Причин может быть масса. Вот к примеру может быть так, что такой человек просто проверяет насколько ты готов близко к нему подойти (в моральном плане) и насколько для тебя не важна эта язвительная обёртка. А она действительно именно обёртка, искусственная. Цели ради которых эта обёртка была создана сугубо индивидуальны. Но в общем и целом такие люди редко доверчивы и носят сотни разных масок, а эта одна из них, если ты через неё пробьёшься появятся скорее всего другие. Такие люди, как правило, не глупы, хотя в любом правиле бывают исключения. Сделать ничего с ними нельзя если ты этого человека видишь впервые и он вот так вот выставляет напоказ свою язвительность.
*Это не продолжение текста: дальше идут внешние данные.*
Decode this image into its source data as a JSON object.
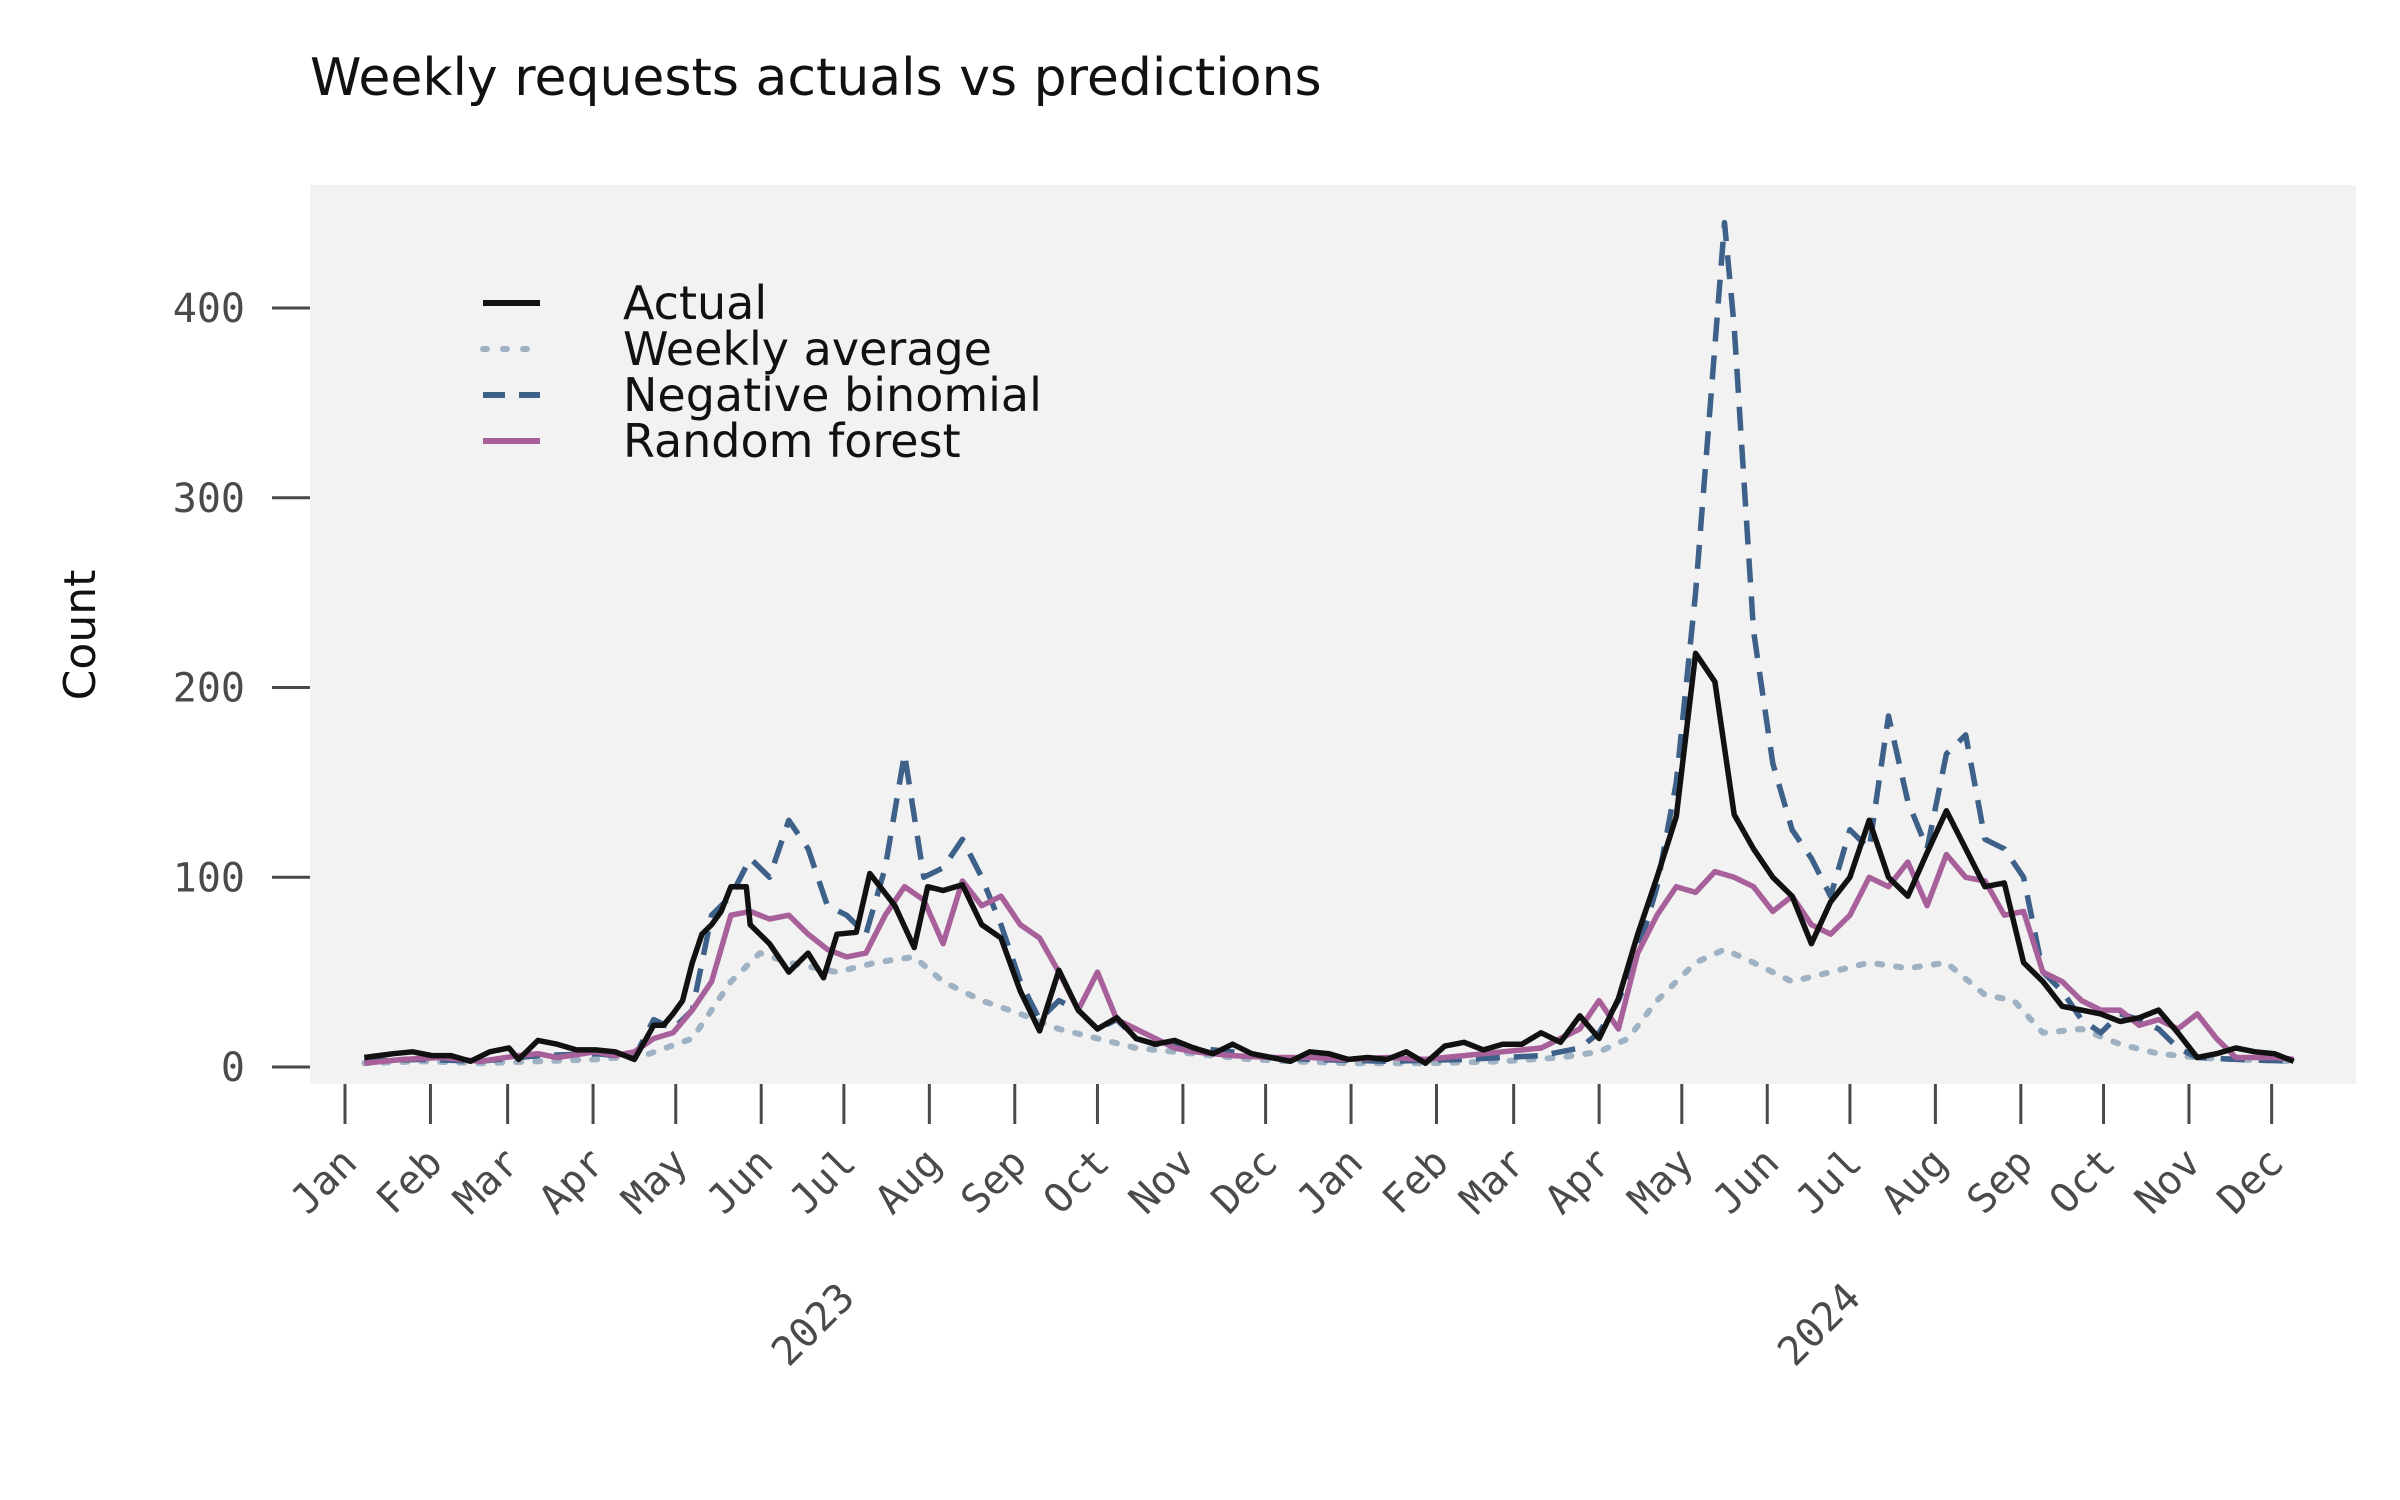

Надо немножко времени. Но можно конечно использовать контр ход -- делать тоже самое). Это немного может его выбить из колеи и дальше дело только за вами. Как говорится используй оружие врага против него же самого. Но ведь не врага же... Может этот человек на самом деле чего-то стоит и его язвительность только один из барьеров. В общем рассуждать можно бесконечно, таких примеров может быть огромное количество. У каждого свои причины язвить. На конкретном примере можно сказать всё куда более точно и конкретно.

----------


## ZYOBRA-70

Соглашусь с тем, что язвительность- это маска, за которой прячется израненная и мятущаяся душа...

----------


## Irina

Я думаю язвительность - это способ самозащиты. Хотя иногда, к сожалению, она используется и тогда, когда в ней уже нет необходимости, просто по привычке.
Тяжело общаться с такими людьми, но со временем привыкаешь, так как знаешь чего от такого человека можно ожидать и относишься снисходительно. По крайней мере я так делаю.

----------


## ПаранойА

Сталкиваюсь с язвительностью постоянно. У меня отец ходячая язва.
И вроде всё отлично, а ему всё равно надо уколоть.
И ничего же с ним не сделаешь. ДА и мне, и ему повезло, что я очень терпеливый человек. Зная, что его не изменишь, просто молчу и не обращаю никакого внимания.

----------


## гость

Я студентка,живу в одной квартире с женщиной, она намного старше меня. в матери годится. и постоянно изливает на меня все новые порции язвительности, не понимаю почему, я с ней не общаюсь. ничего плохого не делаю, но это все порядком надоело, не знаю как ответь вежливо, но чтобы она прекратила. Успокаиваю себя тем.что надо быть умнее, и это сугубо ее проблема, значит у нее комплексы, но ответить хочется тоже. Не подскажите как, пожалуйста?

----------


## JAHolper

Не стесняйся, скажи пару раз всё что думаешь, только без истерик, с чувством, с толком, с расстановкой. Глядишь, начнёт думать прежде чем говорить что-нибудь. Конечно, надо быть умнее, но и не надо давать портить себе жизнь.

----------